You know this. We at hakia know this. Silicon Valley knows this. Tech writers know this. VCs know this. Everyone in the search industry is supposed to know this. Very well.. Then what’s the problem?

The problem is this: When a new search engine is mentioned today, with the claim of better search experience, why is there no mention of how they will handle the LONG-TAIL? Why is there no mention of how Google, Yahoo, MSN will handle LONG-TAIL in the future with their popularity-based arsenal of algorithms? Then how can a human-labor based search engine (like Wikia or Mahalo) be viewed as progress in search with the obvious impossibility of handling the LONG-TAIL?

Hey Folks, the race is under the water, the bottom of the iceberg.

I will continue to welcome all those new advances in fancy user interfaces, visual tools, and so forth. But, I raise my hat to some other newcomers who are talking about the LONG-TAIL. I want to see new mathematical methods, learning algorithms, nonlinear mapping techniques, and linguistic/semantic approaches coming in.

Most of all, I want to see the end of this clear and present danger of “avoiding the LONG-TAIL talk.” Progress requires open communication about the dark areas, not about the shining tip of the iceberg.

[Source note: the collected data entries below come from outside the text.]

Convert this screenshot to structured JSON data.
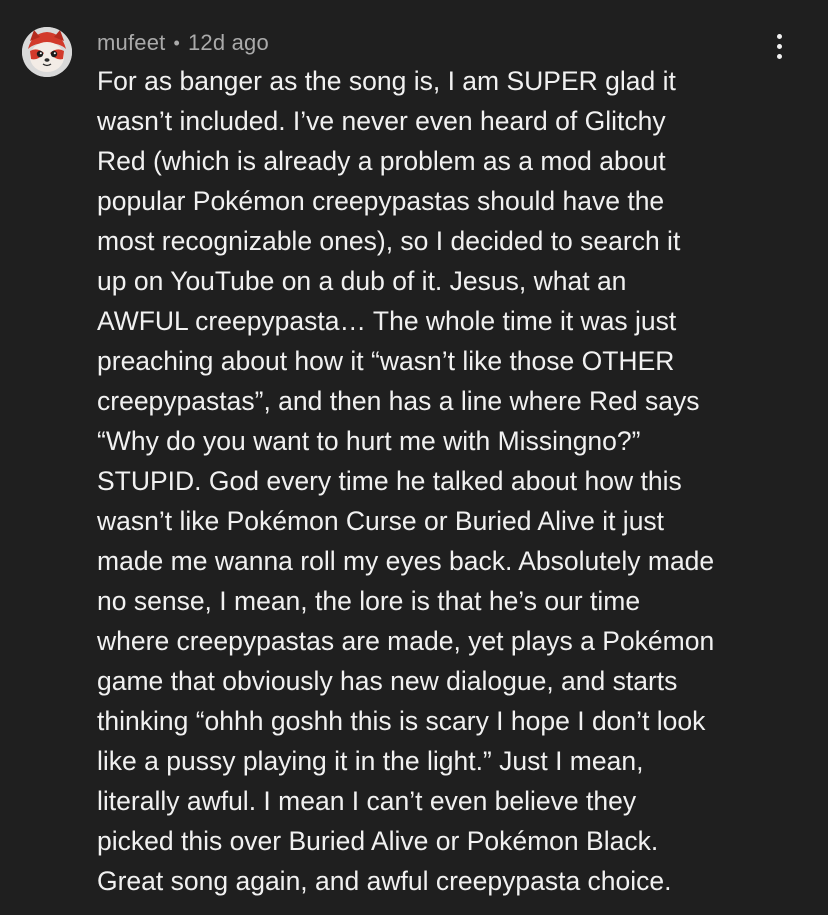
{
  "comment": {
    "author": "mufeet",
    "separator": "•",
    "timestamp": "12d ago",
    "avatar_icon": "fox-avatar-icon",
    "menu_icon": "more-vertical-icon",
    "lines": [
      "For as banger as the song is, I am SUPER glad it",
      "wasn’t included. I’ve never even heard of Glitchy",
      "Red (which is already a problem as a mod about",
      "popular Pokémon creepypastas should have the",
      "most recognizable ones), so I decided to search it",
      "up on YouTube on a dub of it. Jesus, what an",
      "AWFUL creepypasta… The whole time it was just",
      "preaching about how it “wasn’t like those OTHER",
      "creepypastas”, and then has a line where Red says",
      "“Why do you want to hurt me with Missingno?”",
      "STUPID. God every time he talked about how this",
      "wasn’t like Pokémon Curse or Buried Alive it just",
      "made me wanna roll my eyes back. Absolutely made",
      "no sense, I mean, the lore is that he’s our time",
      "where creepypastas are made, yet plays a Pokémon",
      "game that obviously has new dialogue, and starts",
      "thinking “ohhh goshh this is scary I hope I don’t look",
      "like a pussy playing it in the light.” Just I mean,",
      "literally awful. I mean I can’t even believe they",
      "picked this over Buried Alive or Pokémon Black.",
      "Great song again, and awful creepypasta choice."
    ]
  },
  "colors": {
    "background": "#1f1f1f",
    "text_primary": "#f1f1f1",
    "text_secondary": "#aaaaaa"
  }
}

hakia Invites You to Play With Our Semantic Resources

June 1st, 2007 by Dr. Christian Hempelmann, Chief Scientific Officer

kiki.jpgWhen I first heard the term ontological semantics (OntoSem) as a doctoral student of linguistics some ten years ago, I went for cover. My main research interest at the time was the linguistics, more specifically semantics, of humor. But my mentor suggested to expand my research interest to cover semantics in general, and to combine this with my interest in computers and do research in formal theories of semantics. After all, there aren’t many tenure-track professorships for linguists who apply their research to humor.

My rite of passage into the world of OntoSem was reading the relatively advanced draft of Nirenburg and Raskin’s monograph on the subject. About five times. It struck me as a daring and encompassing approach, and I definitely wanted to help develop it. After I worked in OntoSem research for many years, applied it in many different domains, including humor, my current position is the specific challenge to implement it for internet search at hakia.com.

Luckily, hakia users don’t have to sweat through 400 pages to get relevant search results. But to understand the theory and technology that is now being introduced in the online beta of hakia to help produce these results based on meaning, a look at www.ontologicalsemantics.com will be instructive. On this site, my mentor, Victor Raskin , has assembled links to much of the existing research in OntoSem, including an introduction that will whet your appetite for the research papers and, possibly even the book, a prepublication draft of which is available there. You will want to read it about five times, I suggest.

Or you can take a look at our OntoSem resources at the hakia lab. You can do lookups in our constantly improving lexicon and see how the meaning of a word is expressed through ontological concepts. Further developments in OntoSem are taking place behind the scenes at hakia all the time. So I’ll now return to working on the chapters of the next OntoSem book, based on our implementation of it in search. Expect them to appear on www.ontologicalsemantics.com soon. You know how many times you should read them, right?